Key findings from the First Focus analysis include:
- Children’s health: The Senate budget protects the Children’s Health Insurance Program (CHIP) and Medicaid, which provide health care for millions of children. The House budget turns Medicaid into a block grant, which would compromise care for children, and eliminates the Affordable Care Act’s protections for CHIP.
- Child nutrition: The Senate budget protects the Supplemental Nutrition Assistance Program (SNAP) and the Special Supplemental Nutrition Program for Women, Infants, and Children (WIC), explicitly recognizing these investments’ value for children. The House budget leaves “sequestration” budget cuts to WIC in place and turns SNAP into a block grant.
- Education and other non-defense discretionary investments: The Senate budget largely protects the “non-defense discretionary” component of the federal budget, which includes education, housing, child abuse and neglect prevention and response, child care, and other critical initiatives for children. The House budget extends sequestration cuts to such investments and expands their impact on children by more than $100 billion over 10 years.

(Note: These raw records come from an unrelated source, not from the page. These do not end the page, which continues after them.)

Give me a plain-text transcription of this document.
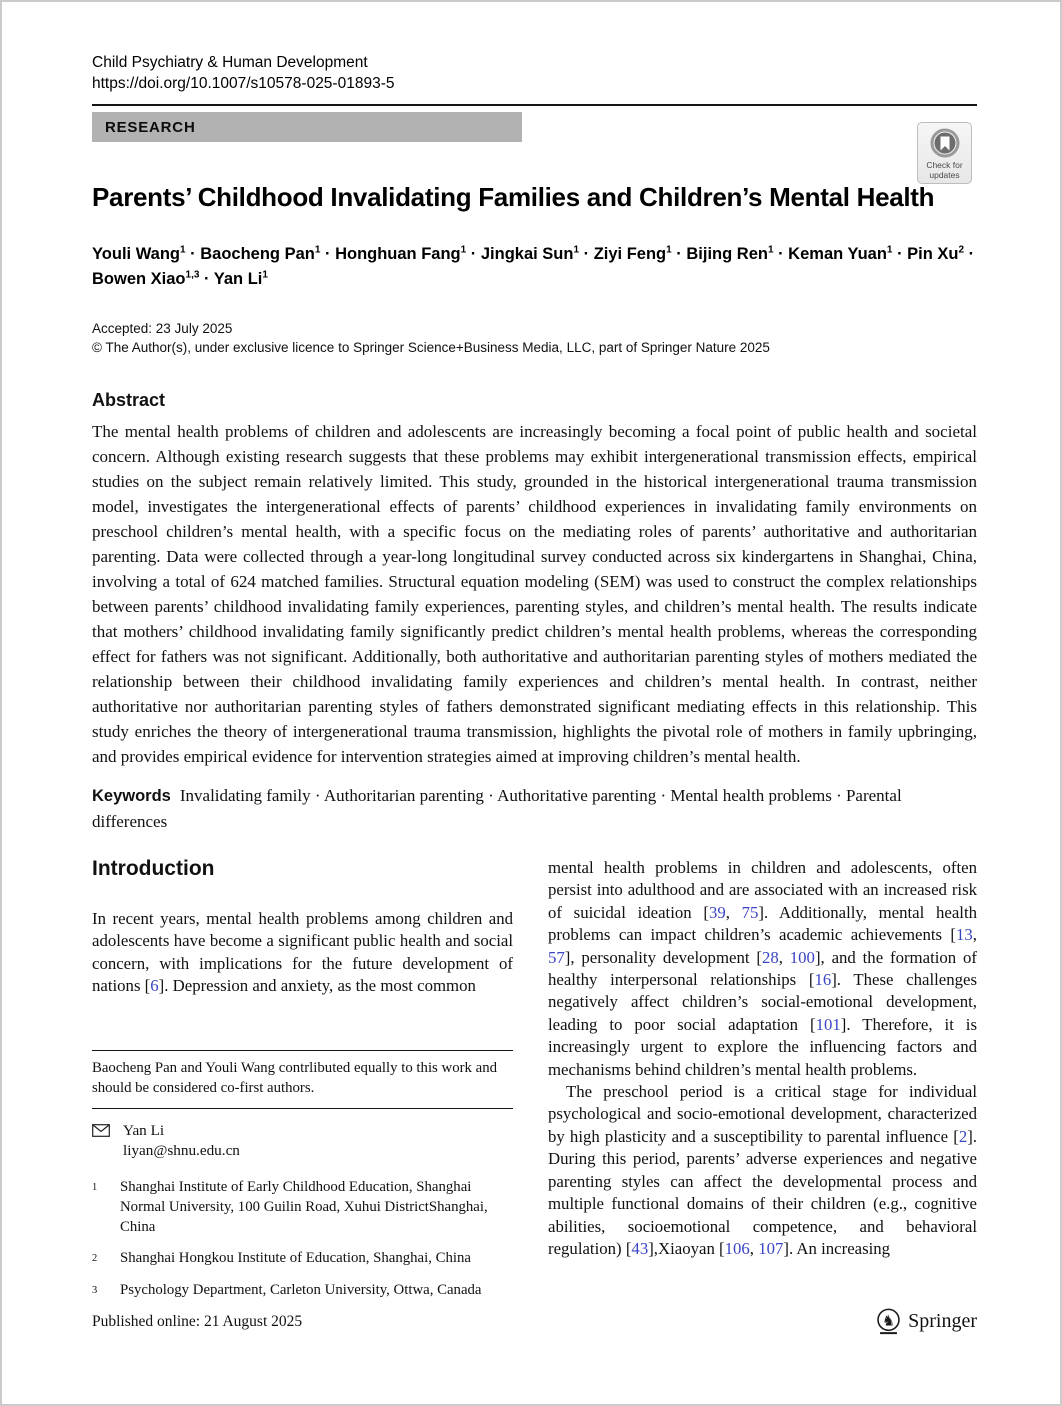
Child Psychiatry & Human Development
https://doi.org/10.1007/s10578-025-01893-5
RESEARCH
Check for
updates
Parents’ Childhood Invalidating Families and Children’s Mental Health
Youli Wang$^1$ · Baocheng Pan$^1$ · Honghuan Fang$^1$ · Jingkai Sun$^1$ · Ziyi Feng$^1$ · Bijing Ren$^1$ · Keman Yuan$^1$ · Pin $Xu^2$ ·
Bowen Xiao$^{1,3}$ · Yan Li$^1$
Accepted: 23 July 2025
© The Author(s), under exclusive licence to Springer Science+Business Media, LLC, part of Springer Nature 2025
Abstract

The mental health problems of children and adolescents are increasingly becoming a focal point of public health and societal concern. Although existing research suggests that these problems may exhibit intergenerational transmission effects, empirical studies on the subject remain relatively limited. This study, grounded in the historical intergenerational trauma transmission model, investigates the intergenerational effects of parents’ childhood experiences in invalidating family environments on preschool children’s mental health, with a specific focus on the mediating roles of parents’ authoritative and authoritarian parenting. Data were collected through a year-long longitudinal survey conducted across six kindergartens in Shanghai, China, involving a total of 624 matched families. Structural equation modeling (SEM) was used to construct the complex relationships between parents’ childhood invalidating family experiences, parenting styles, and children’s mental health. The results indicate that mothers’ childhood invalidating family significantly predict children’s mental health problems, whereas the corresponding effect for fathers was not significant. Additionally, both authoritative and authoritarian parenting styles of mothers mediated the relationship between their childhood invalidating family experiences and children’s mental health. In contrast, neither authoritative nor authoritarian parenting styles of fathers demonstrated significant mediating effects in this relationship. This study enriches the theory of intergenerational trauma transmission, highlights the pivotal role of mothers in family upbringing, and provides empirical evidence for intervention strategies aimed at improving children’s mental health.

Keywords Invalidating family · Authoritarian parenting · Authoritative parenting · Mental health problems · Parental differences

Introduction

In recent years, mental health problems among children and adolescents have become a significant public health and social concern, with implications for the future development of nations [6]. Depression and anxiety, as the most common

mental health problems in children and adolescents, often persist into adulthood and are associated with an increased risk of suicidal ideation [39, 75]. Additionally, mental health problems can impact children’s academic achievements [13, 57], personality development [28, 100], and the formation of healthy interpersonal relationships [16]. These challenges negatively affect children’s social-emotional development, leading to poor social adaptation [101]. Therefore, it is increasingly urgent to explore the influencing factors and mechanisms behind children’s mental health problems.

The preschool period is a critical stage for individual psychological and socio-emotional development, characterized by high plasticity and a susceptibility to parental influence [2]. During this period, parents’ adverse experiences and negative parenting styles can affect the developmental process and multiple functional domains of their children (e.g., cognitive abilities, socioemotional competence, and behavioral regulation) [43],Xiaoyan [106, 107]. An increasing

Baocheng Pan and Youli Wang contrlibuted equally to this work and should be considered co-first authors.
Yan Li
liyan@shnu.edu.cn
1	Shanghai Institute of Early Childhood Education, Shanghai Normal University, 100 Guilin Road, Xuhui DistrictShanghai, China
2	Shanghai Hongkou Institute of Education, Shanghai, China
3	Psychology Department, Carleton University, Ottwa, Canada
Published online: 21 August 2025	♞ Springer
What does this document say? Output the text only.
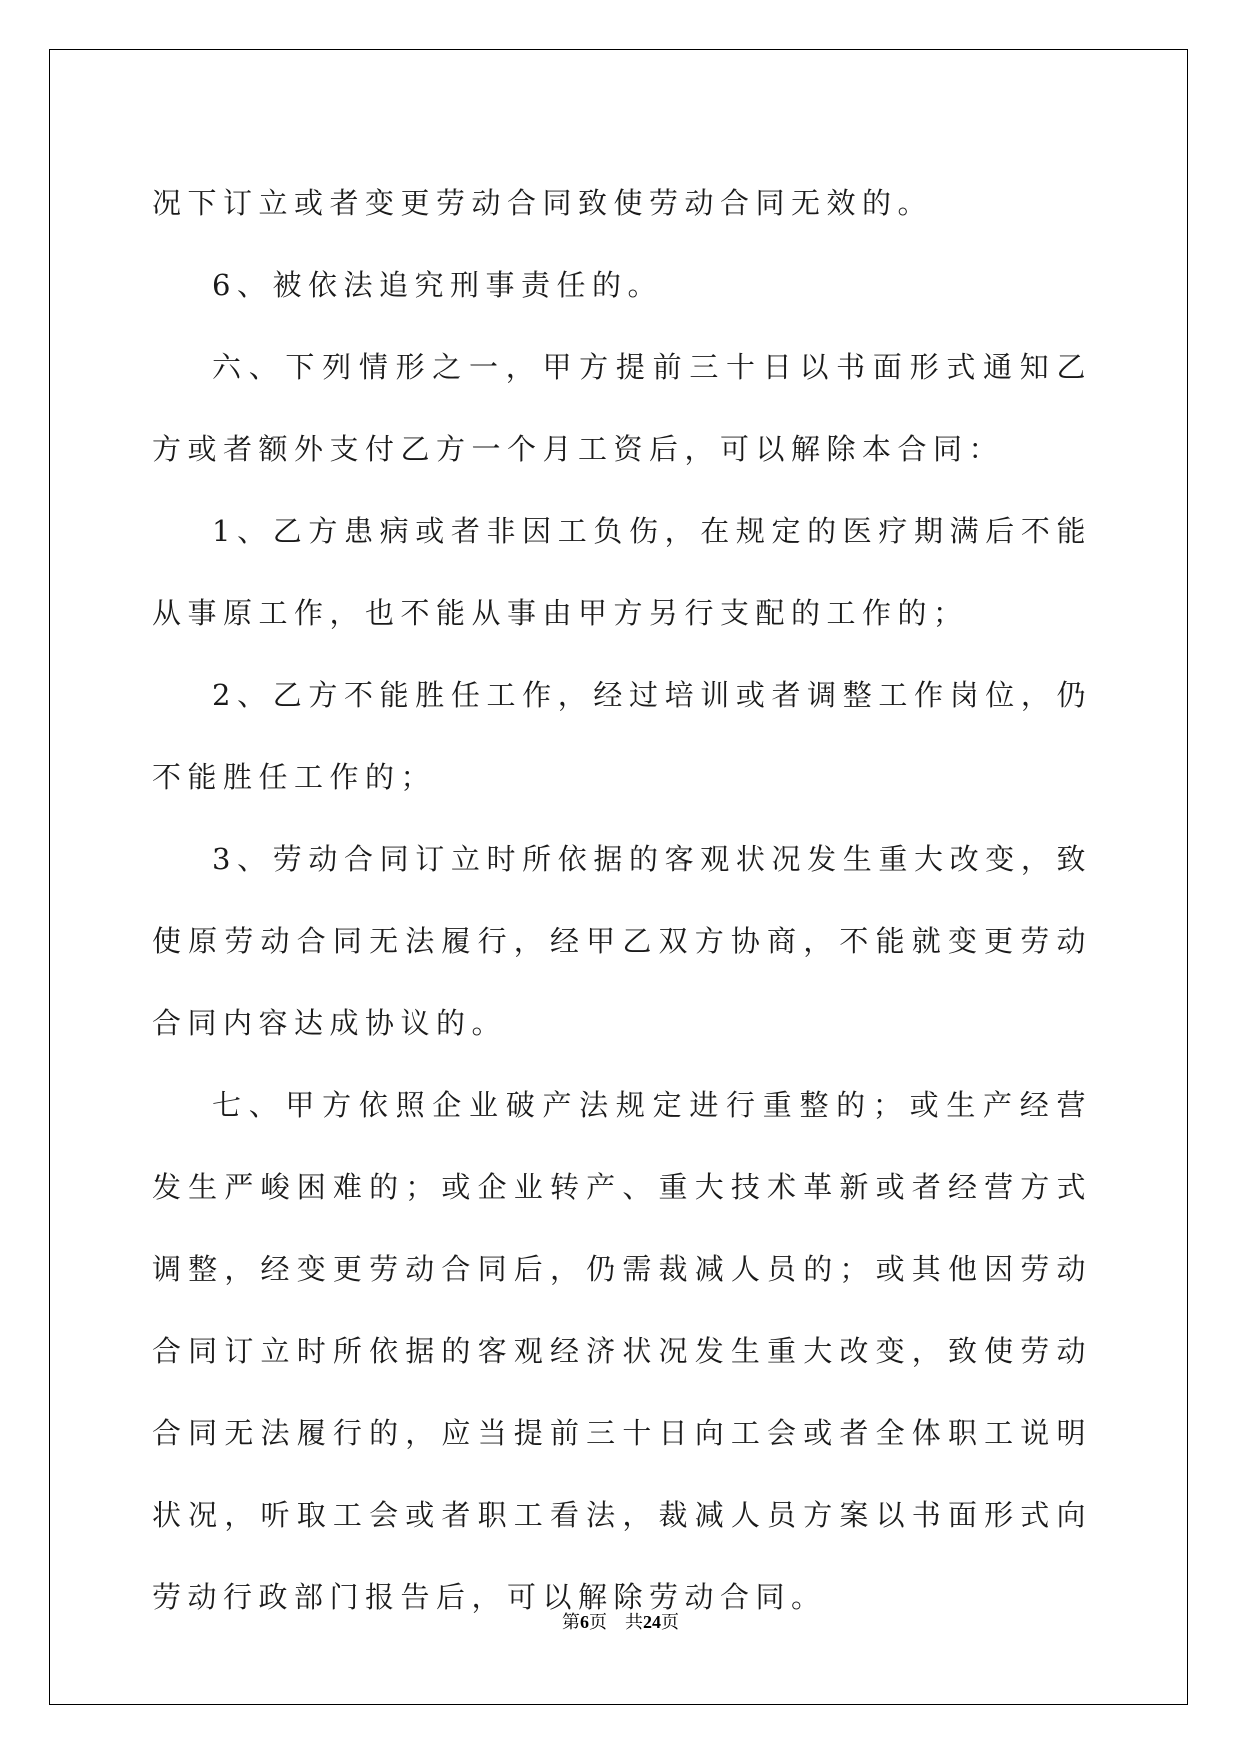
况下订立或者变更劳动合同致使劳动合同无效的。

6、被依法追究刑事责任的。

六、下列情形之一，甲方提前三十日以书面形式通知乙方或者额外支付乙方一个月工资后，可以解除本合同：

1、乙方患病或者非因工负伤，在规定的医疗期满后不能从事原工作，也不能从事由甲方另行支配的工作的；

2、乙方不能胜任工作，经过培训或者调整工作岗位，仍不能胜任工作的；

3、劳动合同订立时所依据的客观状况发生重大改变，致使原劳动合同无法履行，经甲乙双方协商，不能就变更劳动合同内容达成协议的。

七、甲方依照企业破产法规定进行重整的；或生产经营发生严峻困难的；或企业转产、重大技术革新或者经营方式调整，经变更劳动合同后，仍需裁减人员的；或其他因劳动合同订立时所依据的客观经济状况发生重大改变，致使劳动合同无法履行的，应当提前三十日向工会或者全体职工说明状况，听取工会或者职工看法，裁减人员方案以书面形式向劳动行政部门报告后，可以解除劳动合同。

第6页 共24页
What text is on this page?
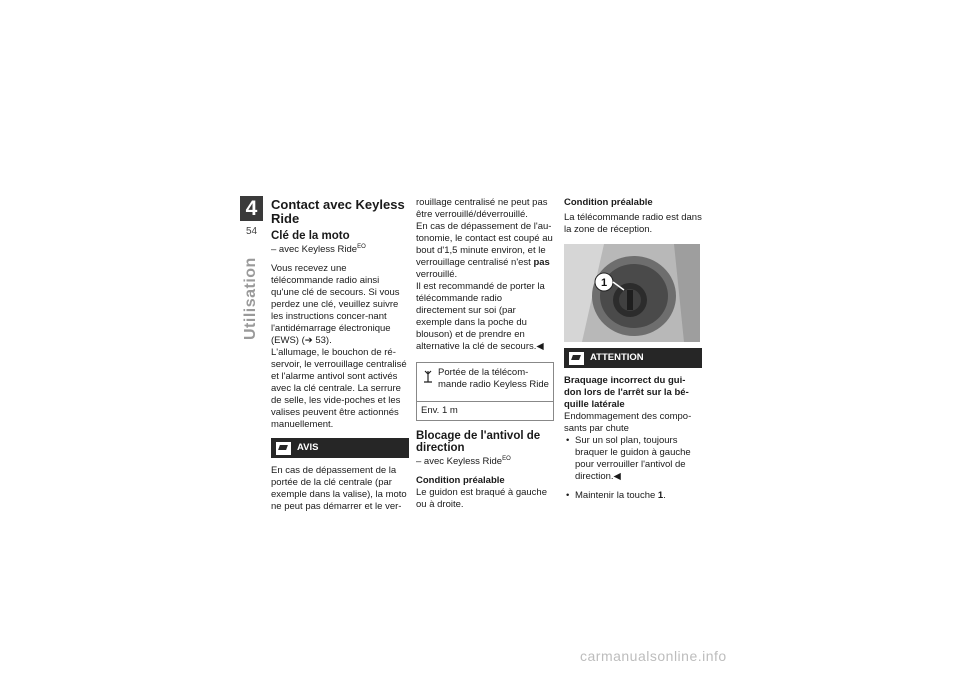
4
54
Utilisation
Contact avec Keyless Ride
Clé de la moto

– avec Keyless Ride$^{EO}$

Vous recevez une télécommande radio ainsi qu'une clé de secours. Si vous perdez une clé, veuillez suivre les instructions concer-nant l'antidémarrage électronique (EWS) (➔ 53).

L'allumage, le bouchon de ré-servoir, le verrouillage centralisé et l'alarme antivol sont activés avec la clé centrale. La serrure de selle, les vide-poches et les valises peuvent être actionnés manuellement.

AVIS

En cas de dépassement de la portée de la clé centrale (par exemple dans la valise), la moto ne peut pas démarrer et le ver-

rouillage centralisé ne peut pas être verrouillé/déverrouillé.

En cas de dépassement de l'au-tonomie, le contact est coupé au bout d'1,5 minute environ, et le verrouillage centralisé n'est pas verrouillé.

Il est recommandé de porter la télécommande radio directement sur soi (par exemple dans la poche du blouson) et de prendre en alternative la clé de secours.◀

Portée de la télécom-mande radio Keyless Ride
Env. 1 m
Blocage de l'antivol de direction

– avec Keyless Ride$^{EO}$

Condition préalable

Le guidon est braqué à gauche ou à droite.

Condition préalable

La télécommande radio est dans la zone de réception.

1
ATTENTION

Braquage incorrect du gui-don lors de l'arrêt sur la bé-quille latérale

Endommagement des compo-sants par chute

• Sur un sol plan, toujours braquer le guidon à gauche pour verrouiller l'antivol de direction.◀
• Maintenir la touche 1.
carmanualsonline.info
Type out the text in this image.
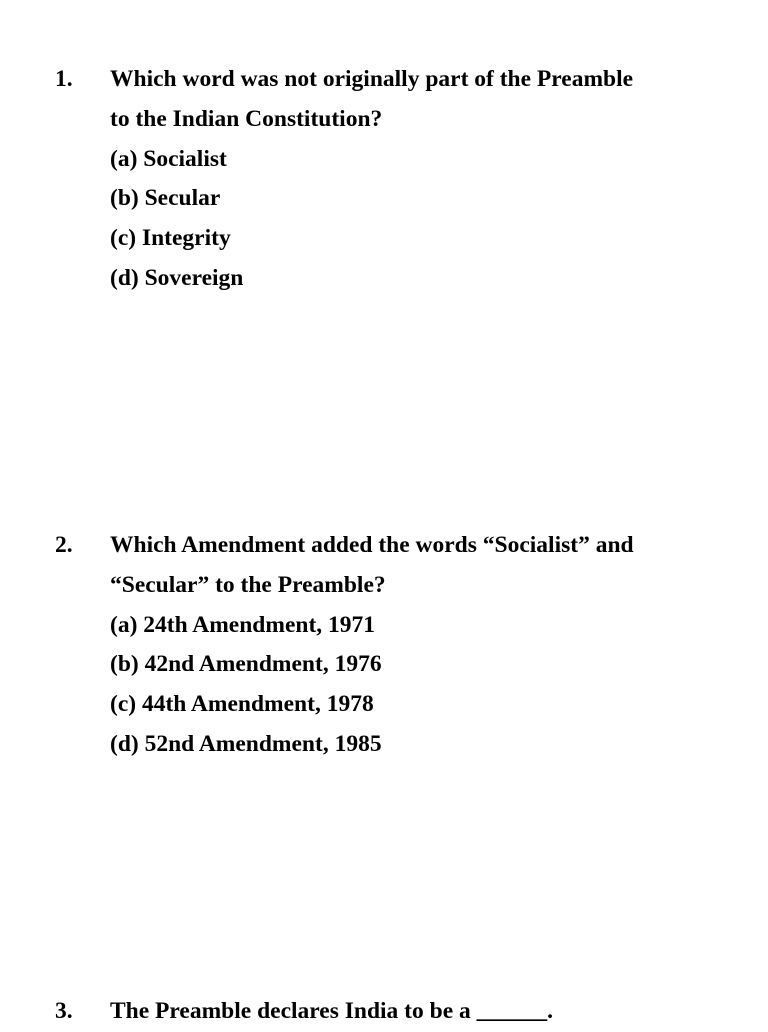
1. Which word was not originally part of the Preamble
to the Indian Constitution?
(a) Socialist
(b) Secular
(c) Integrity
(d) Sovereign
2. Which Amendment added the words “Socialist” and
“Secular” to the Preamble?
(a) 24th Amendment, 1971
(b) 42nd Amendment, 1976
(c) 44th Amendment, 1978
(d) 52nd Amendment, 1985
3. The Preamble declares India to be a ______.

- Anti-Poverty Tax Credits: The Senate budget makes permanent improvements to the Child Tax Credit and the Earned Income Tax Credit, which with those improvements, lift more than five million children out of poverty every year. The House budget allows those improvements to expire in 2017.
“Yes, the federal government has serious budget problems, but kids didn’t cause them. While the House budget makes deep and dangerous cuts to investments in kids, the Senate plan recognizes that we can’t build a stronger tomorrow for children by denying them the things they need to succeed today,” said First Focus President Bruce Lesley.